On several occasions before we moved to London someone made a comment to me about how the kids were going to talk “British” once we were living in England. I felt obligated to point out that people in England speak the same language as people in America, but I knew what they meant. With Jayce in school full time, (and I didn’t even know it would be 33 hours a week at that point), I knew that he would pick up various English colloquialisms, slang, and maybe even a slight accent.
So it didn’t surprise me the first time that it happened. It was after about 3-4 weeks living here. In a weekend, there was,
This is quite good.
That’s quite hot.
I have to throw away my rubbishes.
Chris looked at me after the first instance and said, “I’m really sad.”
I wasn’t sad. Actually, I’ve never felt so many conflicting strong emotions at the exact same time. I remember that I froze where I sat, trying to get a grip on what I was feeling. The simultaneous desire to burst into relieved laughter or sad tears. A sight mourning that this was the start of Jayce adopting a culture that was different than Chris and I, but happy and relieved that he felt comfortable enough to take it on a little at a time. It was a small but poignant example of him changing, and meshing the life that he had always known with the life that he lives here in London.
It’s good. It’s a little sad.
Just after we moved, a man on the bus started a conversation with Jayce where he asked him what his favorite sport was. He suggested football, then a few others, and Jayce replied no to all of them. Jayce told him his favorite sport was soccer, and then they went on with their little chat.
Afterwards, we had a conversation where I explained to him that sometimes we call something a certain word, but in London they call it something else, but both words mean the same thing, like “football” and “soccer,” in this instance.
I also have made sure to tell him that in these instances, he can say whichever thing he wants, and that they’re both right. I don’t want him to feel like he has to say what his friends say, but I also want to give him permission to deviate from what Chris and I say. He can pick, and either thing is fine.
Since then, there are a few British phrases that are regulars around our house.
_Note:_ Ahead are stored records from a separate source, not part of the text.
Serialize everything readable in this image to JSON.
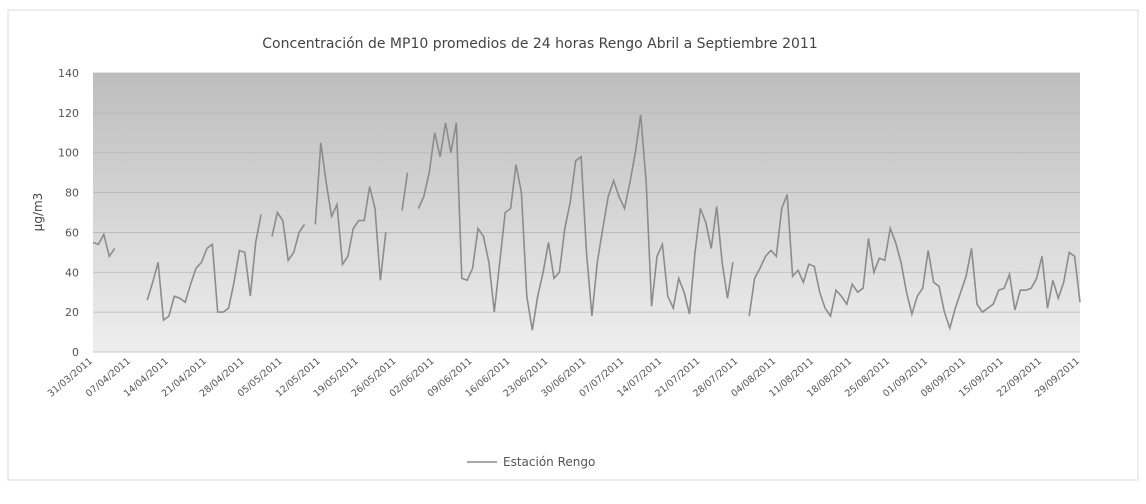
{
  "chart_data": {
    "type": "line",
    "title": "Concentración de MP10 promedios de 24 horas Rengo Abril a Septiembre 2011",
    "y_label": "µg/m3",
    "categories": [
      "31/03/2011",
      null,
      null,
      null,
      null,
      null,
      null,
      "07/04/2011",
      null,
      null,
      null,
      null,
      null,
      null,
      "14/04/2011",
      null,
      null,
      null,
      null,
      null,
      null,
      "21/04/2011",
      null,
      null,
      null,
      null,
      null,
      null,
      "28/04/2011",
      null,
      null,
      null,
      null,
      null,
      null,
      "05/05/2011",
      null,
      null,
      null,
      null,
      null,
      null,
      "12/05/2011",
      null,
      null,
      null,
      null,
      null,
      null,
      "19/05/2011",
      null,
      null,
      null,
      null,
      null,
      null,
      "26/05/2011",
      null,
      null,
      null,
      null,
      null,
      null,
      "02/06/2011",
      null,
      null,
      null,
      null,
      null,
      null,
      "09/06/2011",
      null,
      null,
      null,
      null,
      null,
      null,
      "16/06/2011",
      null,
      null,
      null,
      null,
      null,
      null,
      "23/06/2011",
      null,
      null,
      null,
      null,
      null,
      null,
      "30/06/2011",
      null,
      null,
      null,
      null,
      null,
      null,
      "07/07/2011",
      null,
      null,
      null,
      null,
      null,
      null,
      "14/07/2011",
      null,
      null,
      null,
      null,
      null,
      null,
      "21/07/2011",
      null,
      null,
      null,
      null,
      null,
      null,
      "28/07/2011",
      null,
      null,
      null,
      null,
      null,
      null,
      "04/08/2011",
      null,
      null,
      null,
      null,
      null,
      null,
      "11/08/2011",
      null,
      null,
      null,
      null,
      null,
      null,
      "18/08/2011",
      null,
      null,
      null,
      null,
      null,
      null,
      "25/08/2011",
      null,
      null,
      null,
      null,
      null,
      null,
      "01/09/2011",
      null,
      null,
      null,
      null,
      null,
      null,
      "08/09/2011",
      null,
      null,
      null,
      null,
      null,
      null,
      "15/09/2011",
      null,
      null,
      null,
      null,
      null,
      null,
      "22/09/2011",
      null,
      null,
      null,
      null,
      null,
      null,
      "29/09/2011"
    ],
    "series": [
      {
        "name": "Estación Rengo",
        "color": "#8c8c8c",
        "values": [
          55,
          54,
          59,
          48,
          52,
          null,
          null,
          null,
          null,
          null,
          26,
          35,
          45,
          16,
          18,
          28,
          27,
          25,
          34,
          42,
          45,
          52,
          54,
          20,
          20,
          22,
          35,
          51,
          50,
          28,
          55,
          69,
          null,
          58,
          70,
          66,
          46,
          50,
          60,
          64,
          null,
          64,
          105,
          85,
          68,
          74,
          44,
          48,
          62,
          66,
          66,
          83,
          72,
          36,
          60,
          null,
          null,
          71,
          90,
          null,
          72,
          78,
          90,
          110,
          98,
          115,
          100,
          115,
          37,
          36,
          42,
          62,
          58,
          45,
          20,
          45,
          70,
          72,
          94,
          80,
          28,
          11,
          28,
          40,
          55,
          37,
          40,
          62,
          75,
          96,
          98,
          50,
          18,
          45,
          62,
          78,
          86,
          78,
          72,
          85,
          100,
          119,
          85,
          23,
          48,
          54,
          28,
          22,
          37,
          30,
          19,
          50,
          72,
          65,
          52,
          73,
          45,
          27,
          45,
          null,
          null,
          18,
          37,
          42,
          48,
          51,
          48,
          72,
          79,
          38,
          41,
          35,
          44,
          43,
          30,
          22,
          18,
          31,
          28,
          24,
          34,
          30,
          32,
          57,
          40,
          47,
          46,
          62,
          55,
          45,
          30,
          19,
          28,
          32,
          51,
          35,
          33,
          20,
          12,
          22,
          30,
          38,
          52,
          24,
          20,
          22,
          24,
          31,
          32,
          39,
          21,
          31,
          31,
          32,
          37,
          48,
          22,
          36,
          27,
          35,
          50,
          48,
          25
        ]
      }
    ],
    "ylim": [
      0,
      140
    ],
    "yticks": [
      0,
      20,
      40,
      60,
      80,
      100,
      120,
      140
    ],
    "grid": true,
    "legend": "bottom"
  }
}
“Bin” instead of “trash can.”
“Rubbish” instead of “trash.”
“Quite” as a qualifier, as in “quite nice,” comes up a lot.
“Lovely.” When was the last time your 4 year old told you that dinner smelled lovely? Mine did last week. And it was lovely. 🙂
Obviously there is new bathroom language. He doesn’t go potty anymore, he has to “have a wee” or “have a poo.” (Nice, I know.)
However, the other day he tried to correct me on something. I said something about the trash can, and he said,
Mom, it’s not the trash can. In London they call it the bin.
You’re right, they do call it the bin in London, and you can call it the bin if you’d like. But I can call it whichever thing I’d like, and I’m going to call it the trash can.
So there’s that. It’s certainly not a big deal, but I thought I’d stamp that out quickly. I don’t need another way for my 4 year old to boss me around.